Lu et al. (2011) established a finite element model around the entire Chinese continent to simulate the distant migration of strong earthquakes by killing the elements. In this study a new finite element model of North China has been established in the existing Chinese continental model using the GPS observations and the finite element sub-model technique through taking into account geological structure, active faults, surface topography, Moho discontinuity and 3-D velocity structure of the crust and upper mantle in the region. Furthermore, the stress field adjustment was realized by reducing the element stiffness rather than by killing the elements. We calculated the displacement of the Chinese continent model, and took the displacement located at the boundary of North China as the boundary loadings, then computed the initial stress field by considering the gravity effect. The migration of the strong earthquake regions was simulated by performing a number of tests with various kinds of short-term boundary loadings. Locations of strong earthquakes were determined with the highest G (the risk factor of the fault) value and adjustment of the stress field.

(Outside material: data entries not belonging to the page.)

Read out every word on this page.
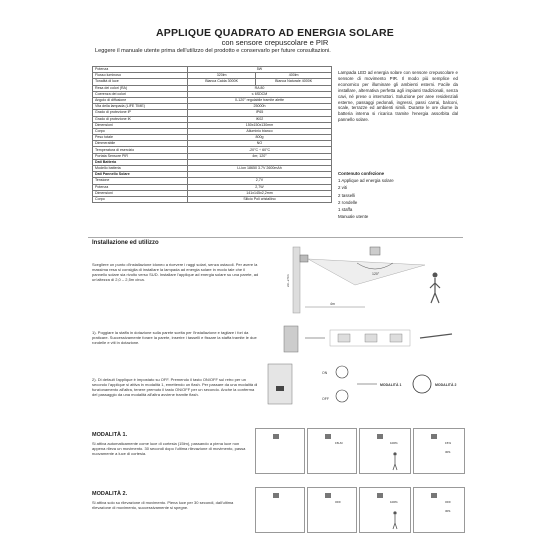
APPLIQUE QUADRATO AD ENERGIA SOLARE
con sensore crepuscolare e PIR
Leggere il manuale utente prima dell'utilizzo del prodotto e conservarlo per future consultazioni.
Potenza	5W	
Flusso luminoso	320lm	400lm
Tonalità di luce	Bianca Calda 3000K	Bianca Naturale 4000K
Resa dei colori (RA)	RA 80	
Coerenza dei colori	≤ 6SDCM	
Angolo di diffusione	0-120° regolabile tramite alette	
Vita della lampada (LIFE TIME)	25000h	
Grado di protezione IP	IP65	
Grado di protezione IK	IK02	
Dimensioni	150x150x130mm	
Corpo	Alluminio bianco	
Peso totale	800g	
Dimmerabile	NO	
Temperatura di esercizio	-20°C ÷ 60°C	
Portata Sensore PIR	4m; 120°	
Dati Batteria		
Modello batteria	Li-ion 18650 3.7V 2600mAh	
Dati Pannello Solare		
Tensione	2,7V	
Potenza	2,7W	
Dimensioni	141x145x2,2mm	
Corpo	Silicio Poli cristallino	
Lampada LED ad energia solare con sensore crepuscolare e sensore di movimento PIR. Il modo più semplice ed economico per illuminare gli ambienti esterni. Facile da installare, alternativa perfetta agli impianti tradizionali, senza cavi, né prese o interruttori. Soluzione per aree residenziali esterne, passaggi pedonali, ingressi, passi carrai, balconi, scale, terrazze ed ambienti simili. Durante le ore diurne la batteria interna si ricarica tramite l'energia assorbita dal pannello solare.
Contenuto confezione
1 Applique ad energia solare
2 viti
2 tasselli
2 rondelle
1 staffa
Manuale utente
Installazione ed utilizzo
Scegliere un punto d'installazione idoneo a ricevere i raggi solari, senza ostacoli. Per avere la massima resa si consiglia di installare la lampada ad energia solare in modo tale che il pannello solare sia rivolto verso SUD. Installare l'applique ad energia solare su una parete, ad un'altezza di 2,0 – 2,5m circa.
120°
4m
2m~2.5m
1). Poggiare la staffa in dotazione sulla parete scelta per l'installazione e tagliare i fori da praticare. Successivamente forare la parete, inserire i tasselli e fissare la staffa tramite le due rondelle e viti in dotazione.
2). Di default l'applique è impostato su OFF. Premendo il tasto ON/OFF sul retro per un secondo l'applique si attiva in modalità 1, emettendo un flash. Per passare da una modalità di funzionamento all'altra, tenere premuto il tasto ON/OFF per un secondo. Anche la conferma del passaggio da una modalità all'altra avviene tramite flash.
ON
OFF
MODALITÀ 1	MODALITÀ 2
MODALITÀ 1.
Si attiva automaticamente come luce di cortesia (15lm), passando a piena luce non appena rileva un movimento. 30 secondi dopo l'ultima rilevazione di movimento, passa nuovamente a luce di cortesia.
15LM	100%	15%
30S
MODALITÀ 2.
Si attiva solo su rilevazione di movimento. Piena luce per 30 secondi, dall'ultima rilevazione di movimento, successivamente si spegne.
OFF	100%	OFF
30S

Our results showed that high stress disturbance regions could be possible regions of future strong earthquakes, and that the initial stress field in North China can be well estimated, if an optimal boundary loading configuration is chosen in the Chinese continental model. These results suggest that the strong earthquake forecast in North China may strongly depend on the stress field and strong earthquake activities in a much wider area, such as the Chinese continent.

► Migration trend of strong earthquakes in North China was numerically simulated. ► The stiffness reduction technique was used. ► High stress disturbance regions could be locations of future strong earthquakes.